They are slimeballs! Lazy slimeballs. The worst kind of slimeball. Well, almost. Slimeball scammers are THE worst. They are second from the bottom rung of the ladder.
The wordpress option to only show parts of an article do not work. As whatever they are using to steal my articles is following the article title of the feed then ripping the entire content. I've e-mailed them about it but they stole another article today. Time for a 'cease' letter to the owner, from my lawyer friend, Joe King.
...but doesn't google say make sites for visitors and not for search engines? Anyway on a serious note to the OP, your best choice would be to copyright your content.
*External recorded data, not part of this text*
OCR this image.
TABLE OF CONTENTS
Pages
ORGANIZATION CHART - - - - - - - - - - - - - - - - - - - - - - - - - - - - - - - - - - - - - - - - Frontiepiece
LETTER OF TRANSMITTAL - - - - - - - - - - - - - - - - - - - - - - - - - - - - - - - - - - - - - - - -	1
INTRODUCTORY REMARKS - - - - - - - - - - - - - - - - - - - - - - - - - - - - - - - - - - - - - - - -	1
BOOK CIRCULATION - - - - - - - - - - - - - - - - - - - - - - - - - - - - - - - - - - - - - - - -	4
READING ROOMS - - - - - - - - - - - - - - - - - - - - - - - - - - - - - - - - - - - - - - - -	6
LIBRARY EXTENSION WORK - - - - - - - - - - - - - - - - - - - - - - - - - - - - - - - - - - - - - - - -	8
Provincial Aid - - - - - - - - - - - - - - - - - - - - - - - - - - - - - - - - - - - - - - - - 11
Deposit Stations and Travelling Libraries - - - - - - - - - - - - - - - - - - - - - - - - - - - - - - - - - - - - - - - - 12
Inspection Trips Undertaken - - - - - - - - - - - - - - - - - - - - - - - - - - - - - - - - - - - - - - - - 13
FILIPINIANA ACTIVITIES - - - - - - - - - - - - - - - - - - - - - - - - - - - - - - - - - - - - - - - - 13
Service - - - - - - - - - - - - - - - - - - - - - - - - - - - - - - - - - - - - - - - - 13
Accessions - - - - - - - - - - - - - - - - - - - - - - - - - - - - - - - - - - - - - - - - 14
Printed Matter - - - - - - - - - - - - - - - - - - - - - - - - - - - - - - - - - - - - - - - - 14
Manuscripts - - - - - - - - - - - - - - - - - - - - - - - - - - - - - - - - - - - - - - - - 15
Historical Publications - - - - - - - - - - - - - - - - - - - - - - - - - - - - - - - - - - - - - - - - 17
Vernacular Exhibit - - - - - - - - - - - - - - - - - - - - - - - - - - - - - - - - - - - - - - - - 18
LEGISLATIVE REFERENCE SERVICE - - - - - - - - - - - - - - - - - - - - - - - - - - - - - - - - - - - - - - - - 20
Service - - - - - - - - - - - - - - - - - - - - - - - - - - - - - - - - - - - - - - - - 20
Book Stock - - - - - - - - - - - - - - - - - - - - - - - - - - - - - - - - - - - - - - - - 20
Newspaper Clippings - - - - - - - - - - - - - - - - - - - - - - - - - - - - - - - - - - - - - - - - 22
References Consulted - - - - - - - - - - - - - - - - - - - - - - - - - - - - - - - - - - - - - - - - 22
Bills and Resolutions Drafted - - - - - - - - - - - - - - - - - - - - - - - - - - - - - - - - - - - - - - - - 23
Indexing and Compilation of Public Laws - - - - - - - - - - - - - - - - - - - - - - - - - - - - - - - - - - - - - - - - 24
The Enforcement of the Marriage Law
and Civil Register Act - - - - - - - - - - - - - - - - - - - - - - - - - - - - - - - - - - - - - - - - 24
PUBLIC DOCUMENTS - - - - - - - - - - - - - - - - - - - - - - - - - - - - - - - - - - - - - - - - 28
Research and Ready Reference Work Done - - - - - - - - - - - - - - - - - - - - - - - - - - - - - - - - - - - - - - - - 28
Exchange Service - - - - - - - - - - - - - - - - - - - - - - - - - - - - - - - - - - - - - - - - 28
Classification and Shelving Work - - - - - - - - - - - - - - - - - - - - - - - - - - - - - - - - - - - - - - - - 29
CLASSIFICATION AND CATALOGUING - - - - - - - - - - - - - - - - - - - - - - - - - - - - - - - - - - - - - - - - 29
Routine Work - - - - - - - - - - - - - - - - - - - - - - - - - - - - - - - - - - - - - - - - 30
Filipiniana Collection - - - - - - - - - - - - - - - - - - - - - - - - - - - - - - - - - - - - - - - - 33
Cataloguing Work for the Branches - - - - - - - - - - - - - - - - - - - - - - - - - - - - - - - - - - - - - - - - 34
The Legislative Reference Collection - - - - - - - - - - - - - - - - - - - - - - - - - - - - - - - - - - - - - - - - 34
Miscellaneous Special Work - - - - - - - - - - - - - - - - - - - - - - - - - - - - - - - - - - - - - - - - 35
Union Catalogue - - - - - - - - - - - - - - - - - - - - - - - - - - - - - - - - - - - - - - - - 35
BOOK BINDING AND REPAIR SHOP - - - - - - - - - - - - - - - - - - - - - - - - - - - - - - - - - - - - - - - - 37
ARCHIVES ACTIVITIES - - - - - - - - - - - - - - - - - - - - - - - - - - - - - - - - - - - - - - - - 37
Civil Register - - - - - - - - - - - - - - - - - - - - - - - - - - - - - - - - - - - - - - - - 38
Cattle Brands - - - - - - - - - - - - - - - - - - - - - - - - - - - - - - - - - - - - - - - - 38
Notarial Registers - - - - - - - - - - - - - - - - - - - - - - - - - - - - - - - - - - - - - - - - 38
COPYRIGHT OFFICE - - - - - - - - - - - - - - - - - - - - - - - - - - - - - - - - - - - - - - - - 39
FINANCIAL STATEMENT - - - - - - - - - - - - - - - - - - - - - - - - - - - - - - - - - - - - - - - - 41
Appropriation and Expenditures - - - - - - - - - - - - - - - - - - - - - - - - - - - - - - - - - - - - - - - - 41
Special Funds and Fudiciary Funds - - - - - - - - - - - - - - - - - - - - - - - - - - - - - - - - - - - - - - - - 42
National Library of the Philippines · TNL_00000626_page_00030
Then if anyone rips it, you can contact the webmaster to take your content off, if they don't you should report the site to the search engines (google/yahoo/msn) and they will remove the offending site from their index.
Yep, Google does indeed say that. Visitors wouldn't really like a site that takes 2 years to load though, would they? Thanks for your advice though, I think that's what I'll do. I'll report them to Google and wait a couple of weeks and hopefully I'll be the one laughing
And waiting forever for a giant image to load isn't annoying? Losing any chance of ever ranking in the SEs isn't psychotic? Trust me, your suggestion was psychotic...
^ Dude it wasn't me who suggested it. If you run a huge site and publish articles everyday, it would be dumb to publish it on images. Rankings are psychotic, and people who obsess on them are psychotic as well. People don't flock to your site because of your ranking, it's because of the content of your site. But that another topic anyway.
Google may take them out, but it won't matter one bit if that site doesn't have a high listing. You say this site is pretty big? What is the url? Odds are that practically all sites that steal content don't have enough visitors to fill a walk-in closet. If you have tried everything and he still won't take it down, don't sweat it. The odds are that very few will be reading it anway. It's usually the small, struggling sites that resort to that. Who cares? I can have one of my articles stolen by, say, 50 rinkey dink sites over time, and I am not going to let it bother me. Very few in each site wil read them. The Internet is so fucking huge with so many sites. And, many people don't mind reading duplicate content anyway. It wouldn't bother me all that much. Besides, I post my url a couple of times, along with a short sales pitch to go to my site to read more in a lot of my articles. When they copy and paste it, they are giving me free advertisng. And of the articles I don't have it in, I can, probably, get the "scum" to put my url in them. You can't fight them, so you might as well get your url in the content. Don't sweat the small stuff, brother. You'll go fucking nuts overtime.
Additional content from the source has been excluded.